Cet appauvrissement est non seulement dû aux pertes de revenus d’emplois, mais aussi à l’inflation des prix qui frappe plus durement les ménages à revenu faible que les familles plus riches.

En tenant compte de l’inflation selon les différentes tranches de revenus, un chercheur de la London School of Economics a montré que l’inflation touche beaucoup plus les personnes au bas de l’échelle des salaires. Qualifiant ce phénomène « d’inflation des inégalités », le chercheur a conclu que la pauvreté touchait donc un plus grand nombre de personnes que les chiffres officiels[2].

Pour comprendre comment l’inflation n’affecte pas de la même manière les différents groupes de la société, jetons un coup d’œil sur la méthode de calcul de l’inflation au Canada.

Pour établir le taux d’inflation moyen, Statistique Canada suit l’évolution des prix de quelque 600 produits, lesquels sont regroupés dans huit catégories d’indices de prix (alimentation, logement, transport, ameublement, habillement, culture, alcool et tabac, soins personnels). Étant donné que certains produits pèsent plus lourd que d’autres dans le budget d’un ménage moyen, Statistique Canada effectue périodiquement un sondage afin de connaître la répartition moyenne des dépenses des ménages, ce qui lui permet au final de calculer le taux d’inflation moyen.

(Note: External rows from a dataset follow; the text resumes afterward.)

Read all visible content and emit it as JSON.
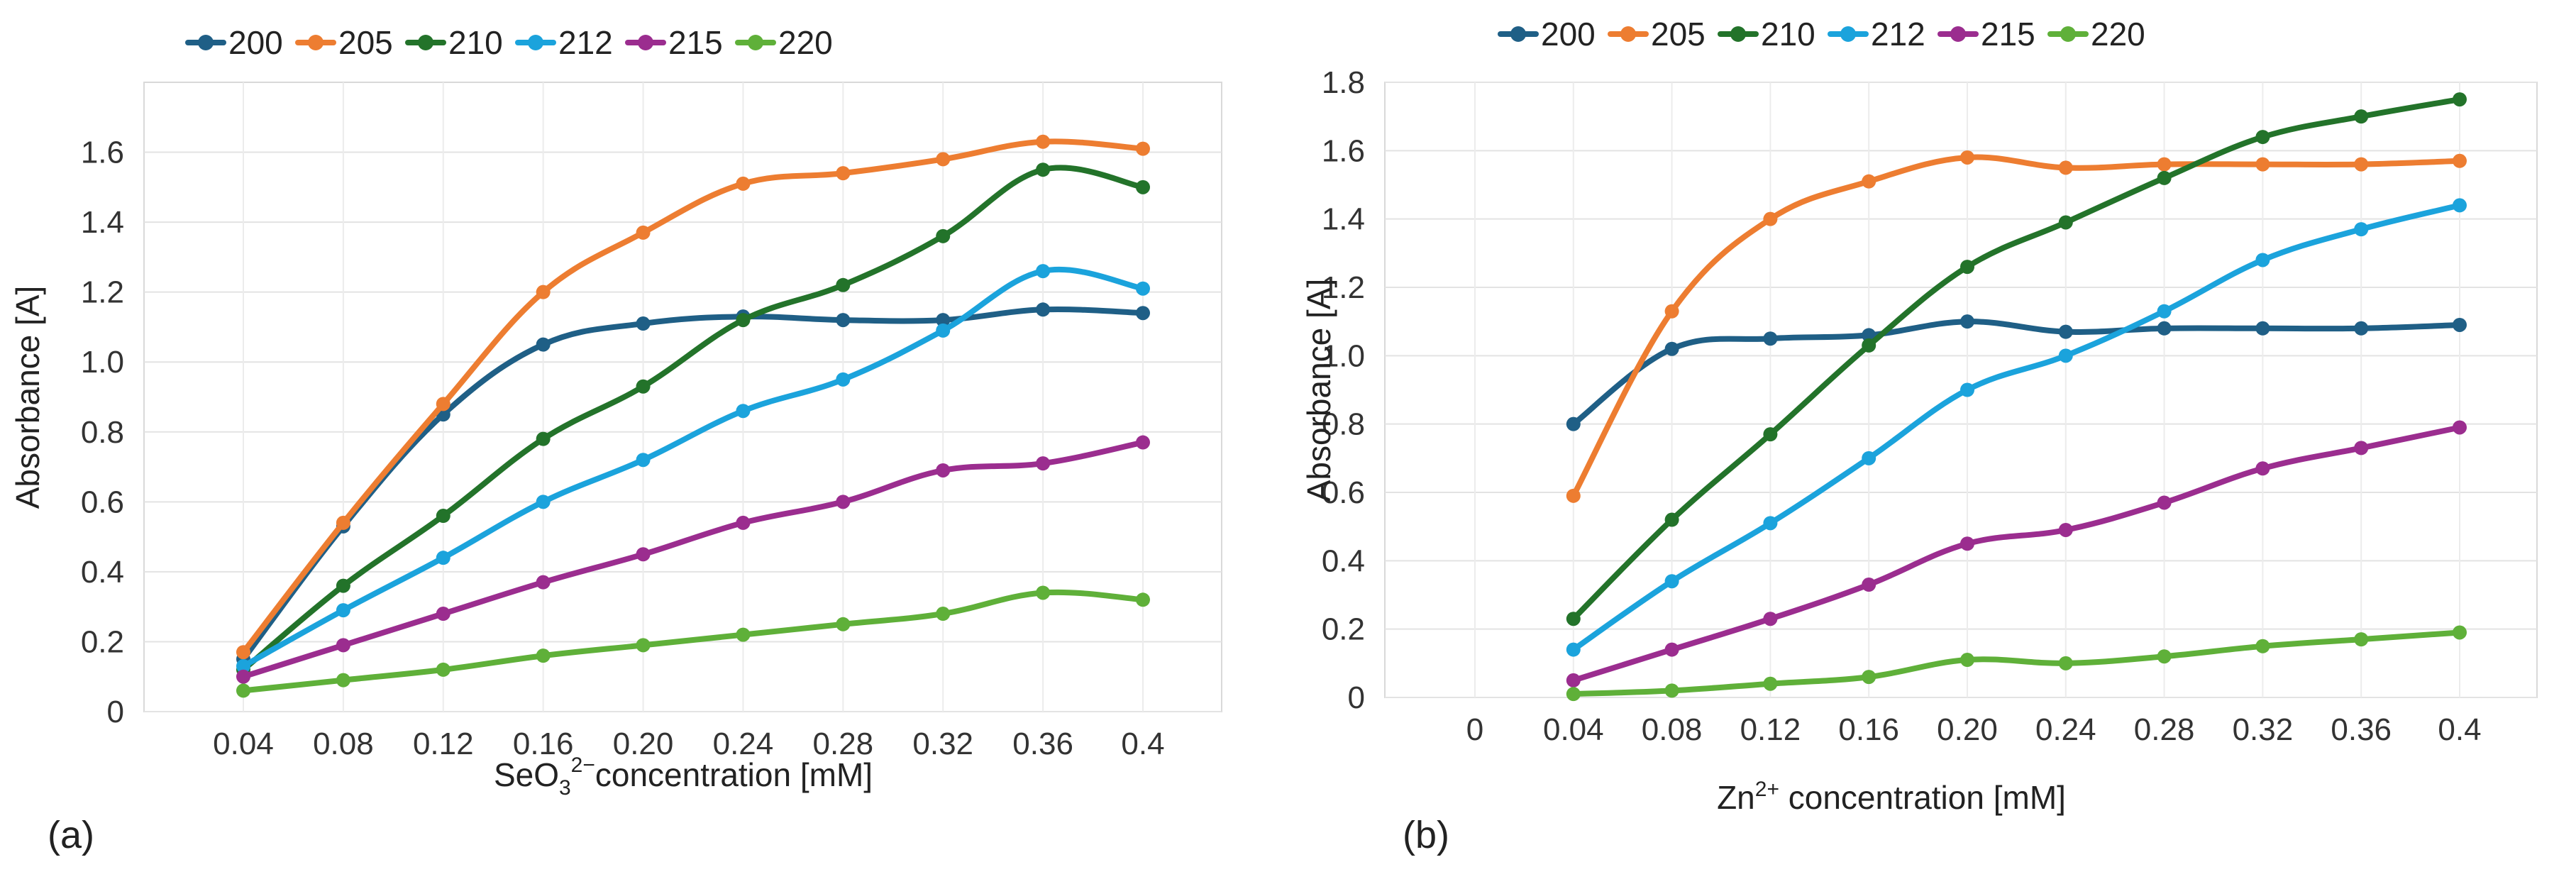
{
  "chart_data": [
    {
      "type": "line",
      "panel_label": "(a)",
      "xlabel": "SeO₃²⁻concentration [mM]",
      "xlabel_parts": {
        "base": "SeO",
        "sub": "3",
        "sup": "2−",
        "rest": "concentration [mM]"
      },
      "ylabel": "Absorbance [A]",
      "ylim": [
        0,
        1.8
      ],
      "yticks": [
        "0",
        "0.2",
        "0.4",
        "0.6",
        "0.8",
        "1.0",
        "1.2",
        "1.4",
        "1.6"
      ],
      "ytick_values": [
        0,
        0.2,
        0.4,
        0.6,
        0.8,
        1.0,
        1.2,
        1.4,
        1.6
      ],
      "categories": [
        "0.04",
        "0.08",
        "0.12",
        "0.16",
        "0.20",
        "0.24",
        "0.28",
        "0.32",
        "0.36",
        "0.4"
      ],
      "grid": true,
      "legend_position": "top",
      "series": [
        {
          "name": "200",
          "color": "#1f5f86",
          "values": [
            0.15,
            0.53,
            0.85,
            1.05,
            1.11,
            1.13,
            1.12,
            1.12,
            1.15,
            1.14
          ]
        },
        {
          "name": "205",
          "color": "#ed7d31",
          "values": [
            0.17,
            0.54,
            0.88,
            1.2,
            1.37,
            1.51,
            1.54,
            1.58,
            1.63,
            1.61
          ]
        },
        {
          "name": "210",
          "color": "#23732a",
          "values": [
            0.12,
            0.36,
            0.56,
            0.78,
            0.93,
            1.12,
            1.22,
            1.36,
            1.55,
            1.5
          ]
        },
        {
          "name": "212",
          "color": "#1ba3dc",
          "values": [
            0.13,
            0.29,
            0.44,
            0.6,
            0.72,
            0.86,
            0.95,
            1.09,
            1.26,
            1.21
          ]
        },
        {
          "name": "215",
          "color": "#9b2d8f",
          "values": [
            0.1,
            0.19,
            0.28,
            0.37,
            0.45,
            0.54,
            0.6,
            0.69,
            0.71,
            0.77
          ]
        },
        {
          "name": "220",
          "color": "#5fb039",
          "values": [
            0.06,
            0.09,
            0.12,
            0.16,
            0.19,
            0.22,
            0.25,
            0.28,
            0.34,
            0.32
          ]
        }
      ]
    },
    {
      "type": "line",
      "panel_label": "(b)",
      "xlabel": "Zn²⁺ concentration [mM]",
      "xlabel_parts": {
        "base": "Zn",
        "sup": "2+",
        "rest": " concentration [mM]"
      },
      "ylabel": "Absorbance [A]",
      "ylim": [
        0,
        1.8
      ],
      "yticks": [
        "0",
        "0.2",
        "0.4",
        "0.6",
        "0.8",
        "1.0",
        "1.2",
        "1.4",
        "1.6",
        "1.8"
      ],
      "ytick_values": [
        0,
        0.2,
        0.4,
        0.6,
        0.8,
        1.0,
        1.2,
        1.4,
        1.6,
        1.8
      ],
      "categories": [
        "0",
        "0.04",
        "0.08",
        "0.12",
        "0.16",
        "0.20",
        "0.24",
        "0.28",
        "0.32",
        "0.36",
        "0.4"
      ],
      "grid": true,
      "legend_position": "top",
      "series": [
        {
          "name": "200",
          "color": "#1f5f86",
          "values": [
            null,
            0.8,
            1.02,
            1.05,
            1.06,
            1.1,
            1.07,
            1.08,
            1.08,
            1.08,
            1.09
          ]
        },
        {
          "name": "205",
          "color": "#ed7d31",
          "values": [
            null,
            0.59,
            1.13,
            1.4,
            1.51,
            1.58,
            1.55,
            1.56,
            1.56,
            1.56,
            1.57
          ]
        },
        {
          "name": "210",
          "color": "#23732a",
          "values": [
            null,
            0.23,
            0.52,
            0.77,
            1.03,
            1.26,
            1.39,
            1.52,
            1.64,
            1.7,
            1.75
          ]
        },
        {
          "name": "212",
          "color": "#1ba3dc",
          "values": [
            null,
            0.14,
            0.34,
            0.51,
            0.7,
            0.9,
            1.0,
            1.13,
            1.28,
            1.37,
            1.44
          ]
        },
        {
          "name": "215",
          "color": "#9b2d8f",
          "values": [
            null,
            0.05,
            0.14,
            0.23,
            0.33,
            0.45,
            0.49,
            0.57,
            0.67,
            0.73,
            0.79
          ]
        },
        {
          "name": "220",
          "color": "#5fb039",
          "values": [
            null,
            0.01,
            0.02,
            0.04,
            0.06,
            0.11,
            0.1,
            0.12,
            0.15,
            0.17,
            0.19
          ]
        }
      ]
    }
  ]
}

Puisque que la place occupée par les huit catégories de produits dans le budget est différente selon la catégorie des revenus des ménages, l’inflation moyenne ne montre pas comment les hausses de prix affectent les différentes classes de revenu. D’une part, même si le taux d’inflation moyen est beaucoup plus faible qu’avant la crise (-0,1 % en mai), les prix des aliments ont fortement augmenté en mai (+3,1 %), et plus particulièrement la farine (+9,4 %), le riz (+9,3 %), le thon (+13,9 %) et la viande (+7,8 %)[3]. D’autre part, comme l’alimentation occupe une place beaucoup plus grande dans le budget des ménages les moins favorisés (17 %) que dans celui des ménages aux plus hauts revenus (12,6 %)[4], l’inflation touche donc plus fortement les familles à faible revenu.

En tenant compte de ces différences, l’Institut de recherche et d’informations socioéconomiques (IRIS) a montré que la hausse du coût de la vie a été 27 % plus élevée chez les plus pauvres que chez les plus riches au cours des vingt dernières années[5].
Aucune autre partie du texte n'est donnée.